Red pandas vary their diets a little during the spring, summer and fall. They eat bark, grass, lichens, roots, flowers and leaves of plants other than bamboo. They might also dine on acorns, berries, fruit and mushrooms. Occasionally they add meat to their diet in the form of insects, bird eggs, mice and rats. Pregnant red pandas might also consume lizards and small birds.

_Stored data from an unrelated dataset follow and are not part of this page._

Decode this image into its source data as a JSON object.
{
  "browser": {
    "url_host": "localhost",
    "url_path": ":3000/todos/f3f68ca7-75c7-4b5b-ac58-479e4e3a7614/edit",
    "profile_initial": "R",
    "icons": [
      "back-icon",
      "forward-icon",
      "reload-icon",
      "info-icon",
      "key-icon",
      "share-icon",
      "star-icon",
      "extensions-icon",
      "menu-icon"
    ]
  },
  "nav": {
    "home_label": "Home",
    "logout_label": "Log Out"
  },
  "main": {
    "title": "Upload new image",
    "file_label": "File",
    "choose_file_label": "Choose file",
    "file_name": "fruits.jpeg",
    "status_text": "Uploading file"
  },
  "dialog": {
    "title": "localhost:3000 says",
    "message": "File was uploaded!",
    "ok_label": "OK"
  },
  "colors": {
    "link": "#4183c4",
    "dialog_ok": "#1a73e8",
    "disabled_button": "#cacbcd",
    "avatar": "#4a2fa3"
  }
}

Red pandas’ digestive systems are much more adapted to meat than to a mostly vegetarian diet. Because the pandas absorb so few nutrients from bamboo, meals cycles through their bodies in two to four hours, enabling them to eat a third of their body weight throughout the day. Their metabolisms are extremely slow, which allows them to conserve energy, and their metabolic rates become even lower during especially cold spells. They remain warm during these periods because of the thick hair that grows over their whole bodies.
Many zoos offer their captive red pandas more nutritionally balanced diets than the animals find in the wild. The pandas always should have access to bamboo, but they can also benefit from primate leaf-eater biscuits, beet pulp, grasses and small amounts of fruit. The best way to monitor a red panda’s diet usually is by weighing the animal and adjusting portions if the panda gains or loses weight. Wild adults range from about 6 1/2 to 11 pounds, while captive animals might be 11 to 13 pounds, possibly because they receive better nutrition. Red pandas always should have fresh water in their enclosures, but they’re good at flipping over their bowls, so water should be in a heavy or securely fastened container.